NBC Weather Plus. In 2004, we invested in Weather Network Affiliates Company, LLC (“WNAC”), which owns the NBC Weather Plus Network (“Weather Plus”).  We have launched Weather Plus in all of our NBC-affiliated markets.  Terry Mackin, one of our executive officers, serves as the past Chairman of the Board of the NBC Television Affiliates Association, which is the managing member and the owner of certain ownership interests in WNAC.  As past NBC Affiliate Chairman, Mr. Mackin serves as chairman of the NBC Affiliates “Futures” committee, which is responsible for developing strategic projects between NBC and the NBC Affiliates.  Mr. Mackin served as the Chairman of the NBC Television Affiliates Association Board from May 2004 to May 2006.  Additionally, since May 2006, Mr.
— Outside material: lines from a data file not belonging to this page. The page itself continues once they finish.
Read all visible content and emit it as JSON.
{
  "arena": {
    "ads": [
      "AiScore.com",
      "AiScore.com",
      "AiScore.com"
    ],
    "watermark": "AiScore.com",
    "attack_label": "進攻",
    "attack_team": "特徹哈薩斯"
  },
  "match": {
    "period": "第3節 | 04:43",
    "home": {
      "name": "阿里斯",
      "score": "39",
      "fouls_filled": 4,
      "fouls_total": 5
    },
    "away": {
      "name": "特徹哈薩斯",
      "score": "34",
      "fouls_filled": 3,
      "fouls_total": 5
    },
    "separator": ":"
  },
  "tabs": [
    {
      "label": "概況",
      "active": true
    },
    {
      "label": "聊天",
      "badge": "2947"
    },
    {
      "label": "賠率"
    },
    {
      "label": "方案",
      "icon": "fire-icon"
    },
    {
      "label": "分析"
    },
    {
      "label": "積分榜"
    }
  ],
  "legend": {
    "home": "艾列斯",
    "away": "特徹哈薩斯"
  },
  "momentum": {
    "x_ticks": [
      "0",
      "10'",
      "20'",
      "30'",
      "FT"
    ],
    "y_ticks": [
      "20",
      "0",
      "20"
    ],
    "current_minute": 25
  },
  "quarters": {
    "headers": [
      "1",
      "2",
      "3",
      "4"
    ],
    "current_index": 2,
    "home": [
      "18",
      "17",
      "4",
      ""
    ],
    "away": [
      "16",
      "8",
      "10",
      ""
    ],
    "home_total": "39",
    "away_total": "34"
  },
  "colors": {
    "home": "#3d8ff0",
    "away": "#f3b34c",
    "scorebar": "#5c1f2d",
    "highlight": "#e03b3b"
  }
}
Mackin has served as a member of the Board of Directors of NBC Weather Plus Network LLC.  Mr. Mackin does not receive compensation for his Board service.

USDTV. During the year ended December 31, 2006, we and Hearst each owned approximately 6.175% of U.S. Digital Television, Inc. (“USDTV”).  In addition, our station KOAT-TV in Albuquerque, New Mexico, had an agreement to lease a portion of its digital spectrum to USDTV.  In July 2006, USDTV filed for Chapter 7 bankruptcy and the Company wrote off its investment.  In September 2006, USDTV sold substantially all its assets to a third party and assigned its spectrum lease with KOAT to the buyer.   From September 23, 2005 to June 20, 2006, Steven A. Hobbs, our Executive Vice President and Chief Legal and Development Officer, served on the Board of Directors of USDTV, from which he did not receive compensation for his services.

Certain Employees.    During 2006, we awarded stock options and restricted stock to certain employees of the stations which are owned by Hearst and managed by us (which employees also receive other compensation directly from Hearst).  During 20006 we awarded these employees an aggregate of 10,175 stock options and 2,544 shares of restricted stock.  In addition, Michael E. Pulitzer, Jr., the son of director Michael E. Pulitzer, is the Station Manager/Program Director at WXII-TV, our television station in Winston-Salem, North Carolina.  He has been employed at this station since 1990 and his cash compensation in 2006 was approximately $244,413. He also received 1,000 stock options and 250 shares of restricted stock in 2006.

Related Party Transaction Approval Policy.  We have a Code of Business Conduct and Ethics that applies to all transactions between our directors, officers and employees.  The Code of Business Conduct and Ethics is available on our Web site at www.hearstargyle.com.  In addition, with respect to material transactions between the Company and any of our 5% or greater stockholders, our policy is to require approval of those transactions by our independent directors.